Mean & Variance in Distribution

Question

Let $S_1, \ldots , S_n$ be the yet-to-be observed survey responses from $n$ individuals, where the event $S_i = 1$ corresponds to the $i$th individual subscribing to Spotify and the event $S_i = 0$ corresponds to the ith individual does not subscribe to Spotify $(i = 1,\ldots, n)$. Assume that $S_1, \ldots , S_n$ are i.i.d. $Ber(\pi)$.

You have a random variable $S = \sum\limits_{i=1}^n S_i$.

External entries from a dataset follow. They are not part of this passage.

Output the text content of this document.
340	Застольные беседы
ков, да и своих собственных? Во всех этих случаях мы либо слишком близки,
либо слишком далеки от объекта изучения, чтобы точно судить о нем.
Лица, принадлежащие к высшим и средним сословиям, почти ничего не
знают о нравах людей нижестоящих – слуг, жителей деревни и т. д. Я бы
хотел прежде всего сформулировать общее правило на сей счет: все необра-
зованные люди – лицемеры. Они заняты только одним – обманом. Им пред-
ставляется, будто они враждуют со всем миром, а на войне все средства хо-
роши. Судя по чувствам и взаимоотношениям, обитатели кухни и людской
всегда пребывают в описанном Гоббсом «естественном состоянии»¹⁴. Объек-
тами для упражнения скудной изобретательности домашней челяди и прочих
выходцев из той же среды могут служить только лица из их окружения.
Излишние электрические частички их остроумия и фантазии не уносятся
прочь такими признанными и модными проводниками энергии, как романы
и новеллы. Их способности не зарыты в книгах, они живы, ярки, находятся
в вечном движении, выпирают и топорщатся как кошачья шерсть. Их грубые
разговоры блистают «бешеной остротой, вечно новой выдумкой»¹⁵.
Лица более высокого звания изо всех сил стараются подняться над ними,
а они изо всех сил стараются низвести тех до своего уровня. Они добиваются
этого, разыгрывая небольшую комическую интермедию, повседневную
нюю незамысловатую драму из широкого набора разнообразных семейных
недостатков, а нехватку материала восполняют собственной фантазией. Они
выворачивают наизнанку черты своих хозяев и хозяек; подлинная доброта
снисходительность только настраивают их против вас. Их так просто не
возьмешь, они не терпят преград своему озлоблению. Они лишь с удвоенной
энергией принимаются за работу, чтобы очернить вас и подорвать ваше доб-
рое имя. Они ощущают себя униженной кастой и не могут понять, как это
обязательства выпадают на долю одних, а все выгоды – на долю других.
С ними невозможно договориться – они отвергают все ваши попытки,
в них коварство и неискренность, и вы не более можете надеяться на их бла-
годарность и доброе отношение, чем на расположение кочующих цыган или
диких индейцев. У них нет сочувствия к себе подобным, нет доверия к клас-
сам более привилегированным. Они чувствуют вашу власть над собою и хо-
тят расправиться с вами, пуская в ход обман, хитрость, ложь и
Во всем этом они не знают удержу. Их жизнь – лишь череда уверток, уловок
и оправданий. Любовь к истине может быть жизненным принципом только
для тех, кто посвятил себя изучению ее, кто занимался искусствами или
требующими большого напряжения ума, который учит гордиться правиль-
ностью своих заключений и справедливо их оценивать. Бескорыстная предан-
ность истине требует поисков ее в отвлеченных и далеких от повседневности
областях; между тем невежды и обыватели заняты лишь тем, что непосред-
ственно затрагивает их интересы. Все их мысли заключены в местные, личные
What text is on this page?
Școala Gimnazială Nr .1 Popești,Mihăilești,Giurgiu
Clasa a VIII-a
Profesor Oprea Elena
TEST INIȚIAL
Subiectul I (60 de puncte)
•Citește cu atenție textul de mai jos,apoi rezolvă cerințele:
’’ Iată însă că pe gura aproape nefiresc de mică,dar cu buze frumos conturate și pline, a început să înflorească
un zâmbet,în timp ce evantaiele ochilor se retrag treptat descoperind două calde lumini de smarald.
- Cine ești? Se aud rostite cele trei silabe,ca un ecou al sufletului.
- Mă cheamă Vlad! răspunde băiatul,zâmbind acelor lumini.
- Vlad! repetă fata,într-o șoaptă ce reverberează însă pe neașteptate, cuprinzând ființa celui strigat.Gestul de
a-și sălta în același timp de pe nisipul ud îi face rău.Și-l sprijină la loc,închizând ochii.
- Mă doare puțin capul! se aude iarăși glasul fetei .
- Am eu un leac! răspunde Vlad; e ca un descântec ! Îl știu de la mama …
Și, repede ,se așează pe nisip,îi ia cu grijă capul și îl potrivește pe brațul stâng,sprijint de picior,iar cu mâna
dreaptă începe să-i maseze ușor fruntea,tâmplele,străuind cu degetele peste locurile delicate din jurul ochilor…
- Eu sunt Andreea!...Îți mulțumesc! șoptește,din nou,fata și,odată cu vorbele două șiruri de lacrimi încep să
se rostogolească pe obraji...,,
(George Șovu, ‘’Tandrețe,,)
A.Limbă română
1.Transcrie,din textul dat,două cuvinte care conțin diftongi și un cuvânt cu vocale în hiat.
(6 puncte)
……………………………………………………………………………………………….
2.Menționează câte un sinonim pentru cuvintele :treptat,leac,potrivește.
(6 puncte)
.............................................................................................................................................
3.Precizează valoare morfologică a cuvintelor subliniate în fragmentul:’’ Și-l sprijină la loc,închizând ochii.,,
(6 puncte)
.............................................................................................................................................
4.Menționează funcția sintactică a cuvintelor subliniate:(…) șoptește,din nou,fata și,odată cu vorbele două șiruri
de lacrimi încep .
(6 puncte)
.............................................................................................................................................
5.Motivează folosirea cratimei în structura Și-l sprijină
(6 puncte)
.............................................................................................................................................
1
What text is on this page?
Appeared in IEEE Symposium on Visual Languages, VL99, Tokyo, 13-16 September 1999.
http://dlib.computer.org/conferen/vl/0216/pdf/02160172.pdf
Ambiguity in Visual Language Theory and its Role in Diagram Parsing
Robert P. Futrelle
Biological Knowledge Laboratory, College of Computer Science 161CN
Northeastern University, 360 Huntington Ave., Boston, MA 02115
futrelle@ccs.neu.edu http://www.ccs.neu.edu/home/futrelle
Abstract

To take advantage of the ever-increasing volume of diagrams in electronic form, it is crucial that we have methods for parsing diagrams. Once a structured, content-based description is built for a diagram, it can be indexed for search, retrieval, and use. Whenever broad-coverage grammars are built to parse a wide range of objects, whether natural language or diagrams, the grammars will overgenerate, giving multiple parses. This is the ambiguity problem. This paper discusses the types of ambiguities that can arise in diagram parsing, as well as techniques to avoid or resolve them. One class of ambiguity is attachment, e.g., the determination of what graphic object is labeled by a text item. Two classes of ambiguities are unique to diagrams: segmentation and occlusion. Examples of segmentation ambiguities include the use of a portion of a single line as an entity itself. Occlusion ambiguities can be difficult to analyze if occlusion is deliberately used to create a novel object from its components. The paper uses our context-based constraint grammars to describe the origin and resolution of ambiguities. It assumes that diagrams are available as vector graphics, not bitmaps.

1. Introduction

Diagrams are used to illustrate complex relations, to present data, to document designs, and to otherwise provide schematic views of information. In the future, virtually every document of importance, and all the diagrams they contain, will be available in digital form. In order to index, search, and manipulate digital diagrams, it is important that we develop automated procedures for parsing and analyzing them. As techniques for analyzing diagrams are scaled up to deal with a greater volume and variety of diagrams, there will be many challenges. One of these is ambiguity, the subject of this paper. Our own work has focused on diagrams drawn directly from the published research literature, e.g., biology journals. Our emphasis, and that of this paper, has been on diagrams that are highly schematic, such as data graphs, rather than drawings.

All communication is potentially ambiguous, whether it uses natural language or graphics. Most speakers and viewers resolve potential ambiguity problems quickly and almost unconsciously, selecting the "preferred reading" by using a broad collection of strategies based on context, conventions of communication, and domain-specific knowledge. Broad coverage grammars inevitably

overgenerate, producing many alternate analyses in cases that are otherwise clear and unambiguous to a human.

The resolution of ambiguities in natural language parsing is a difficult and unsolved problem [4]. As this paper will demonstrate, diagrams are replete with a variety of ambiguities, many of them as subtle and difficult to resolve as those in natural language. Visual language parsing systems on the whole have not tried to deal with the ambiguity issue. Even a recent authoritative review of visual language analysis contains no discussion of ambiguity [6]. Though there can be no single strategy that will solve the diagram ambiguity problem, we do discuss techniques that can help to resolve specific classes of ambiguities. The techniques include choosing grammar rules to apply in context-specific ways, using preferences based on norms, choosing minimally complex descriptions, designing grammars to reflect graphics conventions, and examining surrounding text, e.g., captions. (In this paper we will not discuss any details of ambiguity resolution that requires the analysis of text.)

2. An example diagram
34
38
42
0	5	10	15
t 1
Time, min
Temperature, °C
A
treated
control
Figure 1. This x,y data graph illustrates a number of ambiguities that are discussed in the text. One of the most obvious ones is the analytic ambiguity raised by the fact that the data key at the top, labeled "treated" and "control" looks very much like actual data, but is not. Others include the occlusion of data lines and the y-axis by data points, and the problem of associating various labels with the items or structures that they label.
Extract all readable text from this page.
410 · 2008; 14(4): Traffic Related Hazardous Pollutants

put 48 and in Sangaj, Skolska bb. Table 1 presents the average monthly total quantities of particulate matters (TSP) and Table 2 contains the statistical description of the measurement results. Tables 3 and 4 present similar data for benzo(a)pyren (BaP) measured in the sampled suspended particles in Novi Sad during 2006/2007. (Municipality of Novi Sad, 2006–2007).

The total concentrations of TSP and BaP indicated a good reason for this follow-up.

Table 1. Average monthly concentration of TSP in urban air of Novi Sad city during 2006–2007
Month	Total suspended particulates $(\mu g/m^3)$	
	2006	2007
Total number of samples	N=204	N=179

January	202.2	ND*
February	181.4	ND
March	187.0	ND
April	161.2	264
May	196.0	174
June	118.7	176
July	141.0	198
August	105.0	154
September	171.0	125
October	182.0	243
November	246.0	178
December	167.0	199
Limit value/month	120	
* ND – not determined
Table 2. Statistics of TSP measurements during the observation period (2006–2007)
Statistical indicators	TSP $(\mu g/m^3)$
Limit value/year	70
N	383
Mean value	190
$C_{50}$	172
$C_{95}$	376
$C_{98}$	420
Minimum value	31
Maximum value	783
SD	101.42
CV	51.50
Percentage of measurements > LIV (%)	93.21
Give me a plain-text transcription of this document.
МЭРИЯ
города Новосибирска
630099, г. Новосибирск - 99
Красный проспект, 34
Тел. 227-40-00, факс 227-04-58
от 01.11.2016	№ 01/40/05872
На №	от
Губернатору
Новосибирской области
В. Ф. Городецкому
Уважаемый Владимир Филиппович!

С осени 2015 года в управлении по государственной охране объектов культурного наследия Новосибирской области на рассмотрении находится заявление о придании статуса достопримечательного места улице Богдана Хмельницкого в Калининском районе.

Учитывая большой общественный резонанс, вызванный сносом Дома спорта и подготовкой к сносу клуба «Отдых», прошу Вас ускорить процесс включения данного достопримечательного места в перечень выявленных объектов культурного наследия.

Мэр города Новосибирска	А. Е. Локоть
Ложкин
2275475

I think this is a binomial distribution so my mean is

$\theta =$ probability of success

$n \theta$

and variance is

$n (1- \theta)$

I am trying to figure out what the mean and variance would be if you multiply $S$ by $1/n$

so new random variable is $S = (1/n) \sum\limits_{i=1}^n S_i$.

Answer 1

Hints Note that $$ ES=\frac{1}{n}\sum_{i=1}^n ES_i $$ by linearity of expectation. Now use the fact that the $S_i$ are identically distributed. Moreover since the $S_i$ are independent $$ V(S)=\frac{1}{n^2}\sum_{i=1}^nV(S_i) $$ where $V(S)$ denotes variance of $S$.

Answer 2

The expected value $E[S]$ is linear hence $$ E(\alpha S) = \alpha E(S) $$ and the variance is $V[S] = E[(S-E[S])^2]$ hence $$ V[\alpha S] = E[(\alpha S-\alpha E[S])^2] = E[\alpha^2( S-E[S])^2] = \alpha^2 E[(S-E[S])^2] = \alpha^2 V[S]. $$

This extents to your case where $$ E\left[\frac{1}{n}S\right] = \frac{n\theta}{n} = \theta\\ V\left[\frac{1}{n}S\right] = \frac{n\theta(1-\theta)}{n^2} = \frac{\theta(1-\theta)}{n}. $$

Note that there is a typo where you state the variance of the binomial distribution.